Day 23 Lenten Meditation: Freedom



I highly doubt the person at the Unitarian Universalist Church who created these daily meditations counted on COVID-19 and social isolation. For the sake of our fellow humans, we have forsaken our freedom to congregate in groups and socialize in mass events. Freedom, it seems, is defined by not having it.

In these days, we realize that freedom has a cost. Those who speak about the military say “Freedom is not always free”. What they’re missing is that freedom is never free. Freedom to congregate in the days of Novel Coronavirus means the virus will spread faster. Freedom of choice at the supermarket leaves us bewildered. And freedom to choose weapons that can kill tens of people in minutes costs society many more innocent lives. 

If we have freedom, we have responsibility to others. A free market economy requires corporate responsibility to customers and workers, which doesn’t always happen, thus the need for laws. The freedom to bear arms requires responsibility to keep those guns from the hands of children, which sadly fails too many times. We do not handle our freedoms well.

I hadn’t expected this to be such a somber reflection. We usually talk about freedom in lofty terms in the US, leaving the costs of freedom on the shoulders of soldiers who fight for American interests. But we all have a responsibility to make decisions for the whole about how much freedom we should allow.

Day 20 Lenten Meditation: Change

Right now, the buzzword is “social distancing” in order to slow the spread of COVID-19. We didn’t know how ingrained our habits were — going shopping, going to classes, meeting with friends — until we were advised not to do them. 
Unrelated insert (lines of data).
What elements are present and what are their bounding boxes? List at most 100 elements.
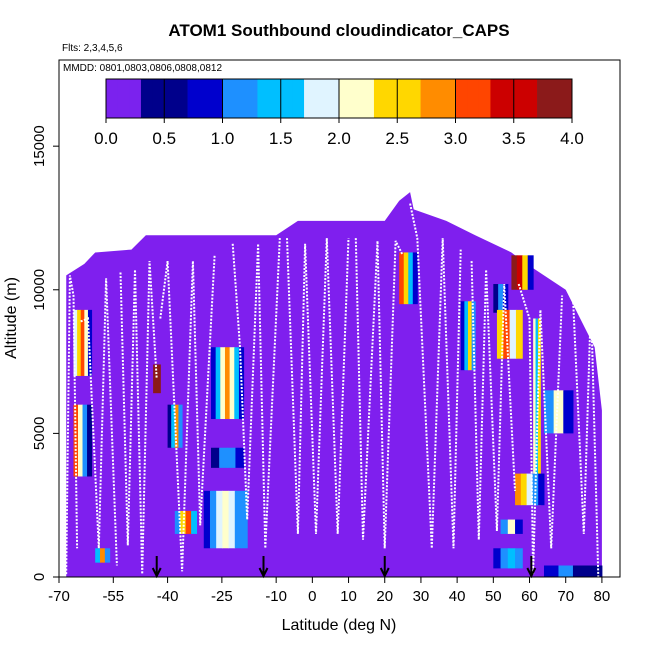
plot-area (65, 192, 603, 577)
colorbar-tick-label-1: 0.5 (152, 129, 176, 148)
colorbar-segment-11 (234, 79, 247, 118)
sonde-markers (151, 556, 537, 579)
x-tick-label-9: 40 (449, 588, 466, 605)
cloud-cell-2-1 (100, 548, 106, 563)
cloud-cell-8-0 (203, 490, 211, 549)
colorbar-segment-31 (467, 79, 480, 118)
x-axis-label: Latitude (deg N) (282, 617, 397, 634)
cloud-cell-19-1 (558, 565, 574, 577)
flight-track-2 (119, 261, 158, 575)
cloud-cell-17-2 (515, 519, 523, 534)
x-tick-label-6: 10 (340, 588, 357, 605)
colorbar-segment-10 (222, 79, 235, 118)
y-axis-label: Altitude (m) (3, 277, 20, 359)
background-coverage (66, 192, 602, 577)
colorbar-segment-6 (175, 79, 188, 118)
cloud-cell-8-5 (234, 490, 242, 549)
colorbar-segment-30 (455, 79, 468, 118)
colorbar-segment-13 (257, 79, 270, 118)
colorbar-tick-label-8: 4.0 (560, 129, 584, 148)
cloud-cell-7-1 (219, 447, 228, 468)
colorbar-segment-20 (339, 79, 352, 118)
cloud-cell-10-1 (464, 301, 469, 371)
cloud-cell-16-2 (507, 548, 516, 569)
cloud-cell-1-2 (82, 404, 88, 477)
colorbar-segment-17 (304, 79, 317, 118)
colorbar-tick-label-3: 1.5 (269, 129, 293, 148)
cloud-cell-9-1 (403, 252, 409, 305)
x-tick-label-1: -55 (102, 588, 124, 605)
flight-track-1 (80, 278, 118, 566)
colorbar-tick-label-0: 0.0 (94, 129, 118, 148)
cloud-cell-2-0 (95, 548, 101, 563)
x-tick-label-12: 70 (557, 588, 574, 605)
x-tick-label-4: -10 (265, 588, 287, 605)
cloud-cell-17-0 (500, 519, 509, 534)
cloud-cell-0-2 (80, 309, 85, 376)
cloud-cell-18-1 (553, 390, 564, 434)
colorbar-tick-label-6: 3.0 (444, 129, 468, 148)
cloud-cell-13-2 (522, 255, 529, 290)
cloud-cell-8-2 (216, 490, 223, 549)
cloud-cell-15-1 (520, 473, 528, 506)
cloud-cell-13-3 (527, 255, 534, 290)
flights-note: Flts: 2,3,4,5,6 (62, 43, 123, 54)
cloud-cell-14-2 (537, 318, 541, 506)
cloud-cell-10-2 (467, 301, 473, 371)
cloud-cell-4-1 (171, 404, 176, 448)
cloud-cell-6-4 (229, 347, 235, 420)
cloud-cell-9-3 (412, 252, 418, 305)
colorbar-segment-23 (373, 79, 386, 118)
colorbar-segment-38 (548, 79, 561, 118)
colorbar-segment-15 (280, 79, 293, 118)
colorbar-segment-19 (327, 79, 340, 118)
colorbar-segment-24 (385, 79, 398, 118)
colorbar-segment-26 (408, 79, 421, 118)
cloud-cell-12-0 (496, 309, 504, 359)
cloud-cell-15-2 (526, 473, 533, 506)
x-tick-label-11: 60 (521, 588, 538, 605)
x-axis: -70 -55 -40 -25 -10 0 10 20 30 40 50 60 70 80 (48, 577, 610, 605)
colorbar-segment-12 (245, 79, 258, 118)
colorbar-segment-39 (560, 79, 573, 118)
x-tick-label-0: -70 (48, 588, 70, 605)
colorbar-segment-36 (525, 79, 538, 118)
colorbar-segment-18 (315, 79, 328, 118)
cloud-cell-1-0 (73, 404, 79, 477)
colorbar-segment-37 (537, 79, 550, 118)
x-tick-label-5: 0 (308, 588, 316, 605)
cloud-cell-5-0 (174, 510, 181, 534)
cloud-cell-7-0 (211, 447, 220, 468)
cloud-cell-9-2 (408, 252, 414, 305)
cloud-cell-11-0 (493, 284, 499, 313)
colorbar-segment-21 (350, 79, 363, 118)
coverage-area (66, 192, 602, 577)
flight-track-7 (409, 203, 462, 549)
colorbar-segment-28 (432, 79, 445, 118)
cloud-cell-7-3 (235, 447, 245, 468)
cloud-cell-8-1 (209, 490, 217, 549)
cloud-cell-8-3 (222, 490, 230, 549)
flight-track-0 (65, 275, 79, 575)
colorbar-segment-1 (117, 79, 130, 118)
chart-title: ATOM1 Southbound cloudindicator_CAPS (168, 21, 509, 40)
colorbar-segment-8 (199, 79, 212, 118)
cloud-cell-13-0 (511, 255, 518, 290)
x-tick-label-3: -25 (211, 588, 233, 605)
colorbar-tick-label-5: 2.5 (385, 129, 409, 148)
colorbar-segment-0 (106, 79, 119, 118)
cloud-cell-19-3 (587, 565, 603, 577)
y-tick-label-3: 15000 (31, 125, 48, 167)
colorbar-segment-33 (490, 79, 503, 118)
colorbar-segment-22 (362, 79, 375, 118)
cloud-cell-6-1 (215, 347, 221, 420)
flight-track-5 (286, 238, 350, 534)
cloud-cell-6-2 (220, 347, 226, 420)
cloud-cell-8-6 (241, 490, 248, 549)
cloud-cell-0-3 (84, 309, 89, 376)
colorbar-tick-label-2: 1.0 (211, 129, 235, 148)
cloud-cell-14-1 (535, 318, 539, 506)
cloud-cell-6-5 (234, 347, 240, 420)
cloud-cell-7-2 (227, 447, 236, 468)
cloud-cell-12-3 (515, 309, 523, 359)
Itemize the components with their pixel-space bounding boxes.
Our discomfort is palpable, mingled with the fear of the unknown contagion. The hesitation when we think for a moment of our habits, then realize that we’ve had to change the way we look at our everyday routine.

Change, even anticipated change, hits us this way: discomfort, disorientation. A feeling like walking in the wrong direction, like we are uneasy in our own bodies. Fear of the unknown.

Because of this, we often avoid change. We avoid the messages that we need to change, such as in this COVID-19 pandemic, we avoid making beneficial changes because the status quo is so comfortable. 

How do we make change easier? Information — the more we can penetrate the unknown, the more we know what the change will create. An analysis of pros/cons or risk/benefits for each option, change or no change.

We need to choose change by testing that it is the best option, whether it reduces harm or increases good.